The letter refers to ways in which China is exploiting natural resources in Africa and here are some extracts:
“While we recognize that not all Chinese nationals are involved in wildlife crimes, Namibia’s environmental community believes that the situation regarding Chinese nationals committing wildlife crimes in Namibia is far more serious and broad-based than you have acknowledged.”
“As Chinese nationals moved into all regions of Namibia, setting up businesses, networks, acquiring mineral prospecting licenses and offering payment for wildlife products, the incidence of poaching, illegal wildlife capture, collection, killing and export has increased exponentially. Chinese nationals have been involved in, and/or are the commercial drivers behind: the escalating poaching of rhinos and elephants in Namibia and the illegal export of rhino horn and ivory, the capture, trade and export of pangolins, the import of Chinese monofilament nets in industrial quantities via Zambia to the northeast of Namibia, which are destroying the fisheries of the Zambezi, Chobe, Kwando and Okavango Rivers, the unsustainable commercialization of fisheries in these north-eastern rivers and wetland systems for export to cities and towns in neighbouring countries, the capture and killing of Carmine Bee-eaters at their breeding colonies by means of nets, the rise in bush-meat poaching wherever Chinese nationals are working on road construction and other infrastructure, including tortoises, monitor lizards, pythons and any other form of wild meat, including from protected and endangered species, the illegal collection of shellfish on the Namibian coast, the illegal transit through Namibia and attempted export of poached abalone from Cape waters through Namibian ports.
We are also aware of long-standing interests by some Chinese nationals to start a shark fin industry in Namibia, a practice that has caused widespread damage to shark populations in many parts of the world, including in South Africa.
And more recently, Chinese nationals have proposed to capture marine mammals and seabirds for the Asian aquarium market.

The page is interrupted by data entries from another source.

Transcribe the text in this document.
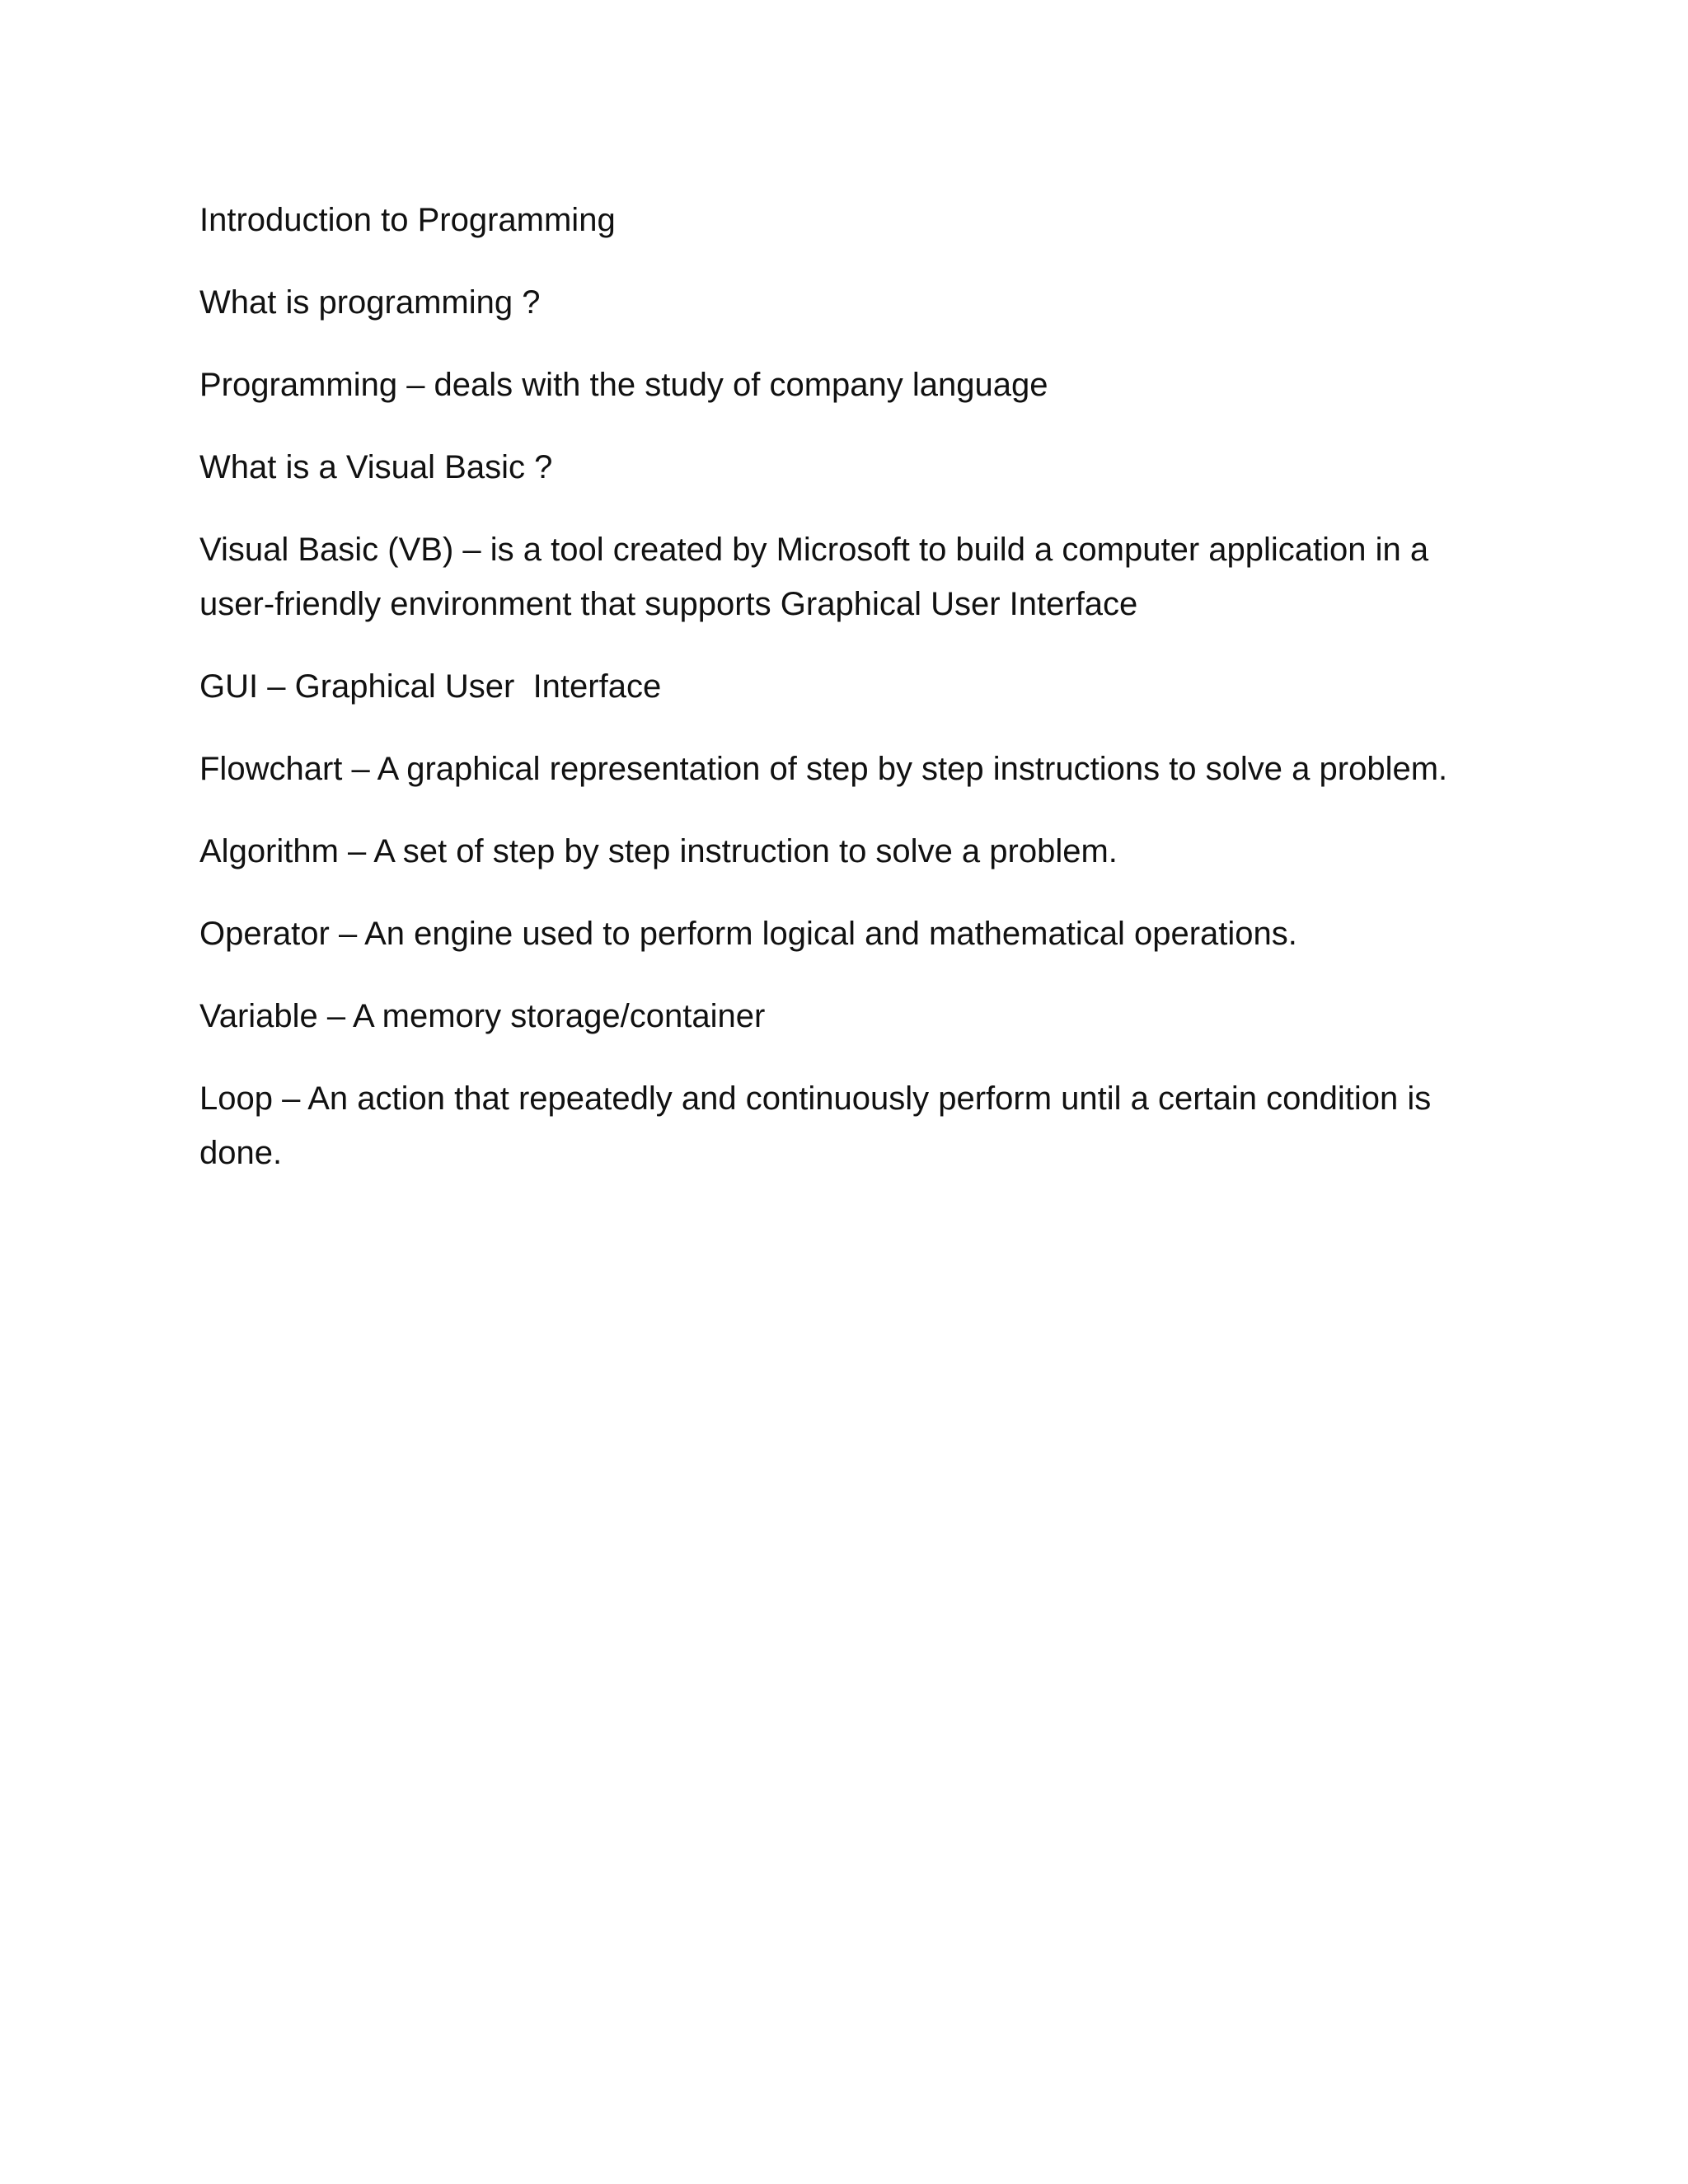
Introduction to Programming

What is programming ?

Programming – deals with the study of company language

What is a Visual Basic ?

Visual Basic (VB) – is a tool created by Microsoft to build a computer application in a user-friendly environment that supports Graphical User Interface

GUI – Graphical User  Interface

Flowchart – A graphical representation of step by step instructions to solve a problem.

Algorithm – A set of step by step instruction to solve a problem.

Operator – An engine used to perform logical and mathematical operations.

Variable – A memory storage/container

Loop – An action that repeatedly and continuously perform until a certain condition is done.
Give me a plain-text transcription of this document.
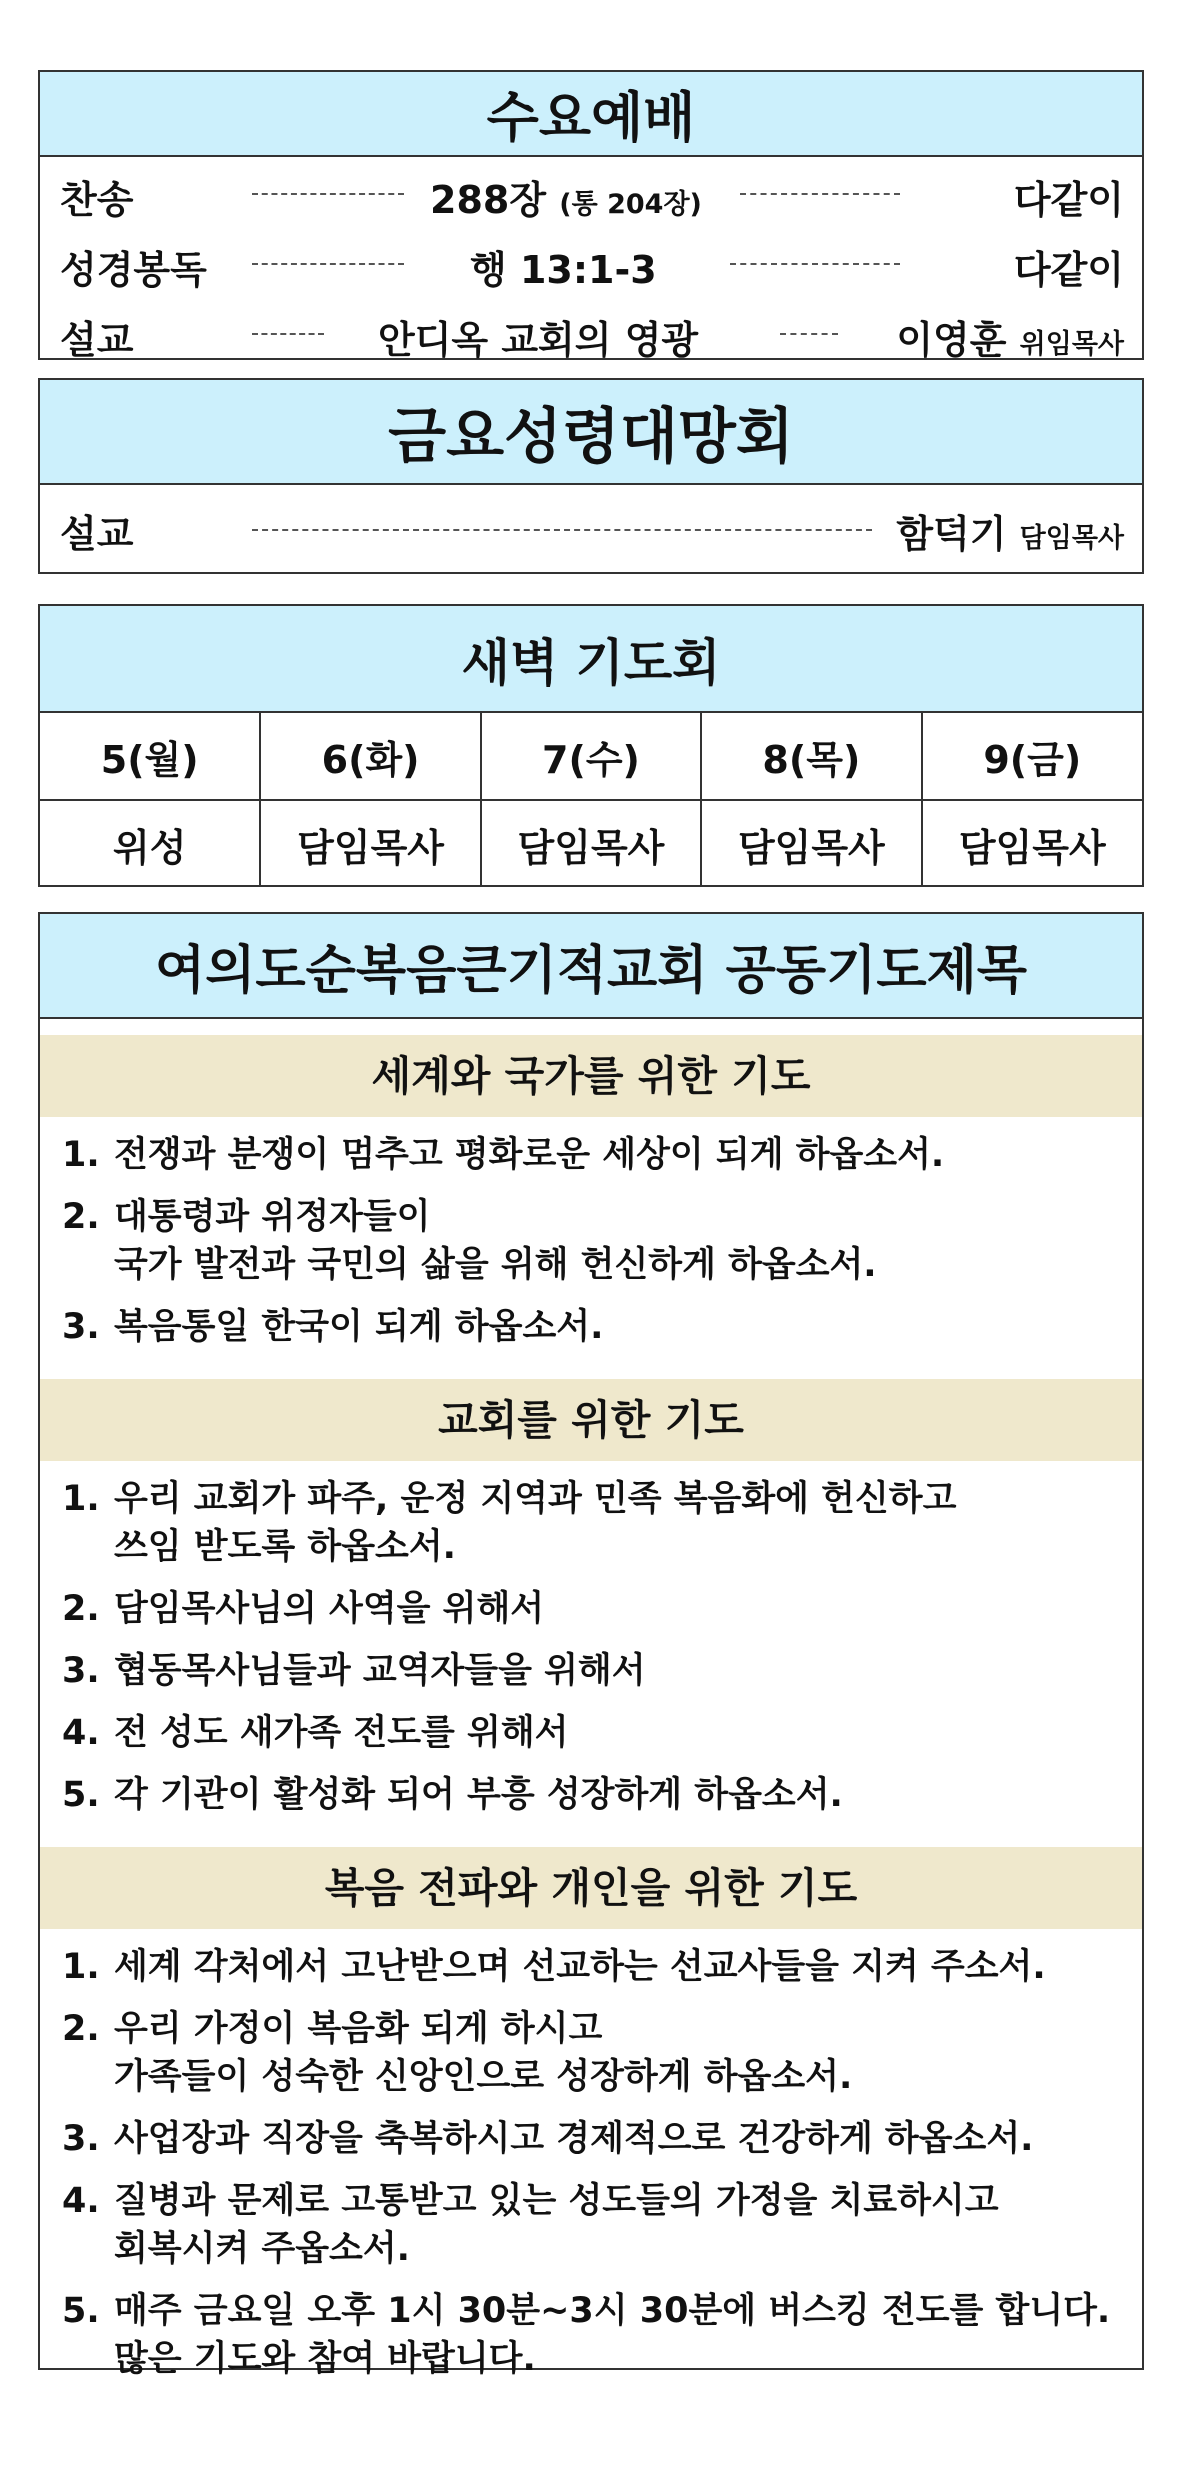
수요예배
찬송	288장 (통 204장)	다같이
성경봉독	행 13:1-3	다같이
설교	안디옥 교회의 영광	이영훈 위임목사
금요성령대망회
설교	함덕기 담임목사
새벽 기도회
5(월)	6(화)	7(수)	8(목)	9(금)
위성	담임목사	담임목사	담임목사	담임목사
여의도순복음큰기적교회 공동기도제목
세계와 국가를 위한 기도
1. 전쟁과 분쟁이 멈추고 평화로운 세상이 되게 하옵소서.
2. 대통령과 위정자들이
국가 발전과 국민의 삶을 위해 헌신하게 하옵소서.
3. 복음통일 한국이 되게 하옵소서.
교회를 위한 기도
1. 우리 교회가 파주, 운정 지역과 민족 복음화에 헌신하고
쓰임 받도록 하옵소서.
2. 담임목사님의 사역을 위해서
3. 협동목사님들과 교역자들을 위해서
4. 전 성도 새가족 전도를 위해서
5. 각 기관이 활성화 되어 부흥 성장하게 하옵소서.
복음 전파와 개인을 위한 기도
1. 세계 각처에서 고난받으며 선교하는 선교사들을 지켜 주소서.
2. 우리 가정이 복음화 되게 하시고
가족들이 성숙한 신앙인으로 성장하게 하옵소서.
3. 사업장과 직장을 축복하시고 경제적으로 건강하게 하옵소서.
4. 질병과 문제로 고통받고 있는 성도들의 가정을 치료하시고
회복시켜 주옵소서.
5. 매주 금요일 오후 1시 30분~3시 30분에 버스킹 전도를 합니다.
많은 기도와 참여 바랍니다.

The Namibian scientific and environmental communities have strongly rejected this proposal on sound conservation and ethical grounds, as has the Namibian public.”

It puts into perspective the degree to which wild animals are being killed for a variety of reasons and it highlights why the focussing of so much time, money and effort on activities such as hunting with hounds in the UK is so misguided. For a country that prides itself on being a world leader in so many fields, it is a sad fact that, unlike the conservation groups that co-signed the letter and indeed the numerous countryside organisations in the UK, many Chinese appear not to understand the meaning of animal welfare, wildlife management or sustainability and even those who do know better seem powerless to stop such exploitation.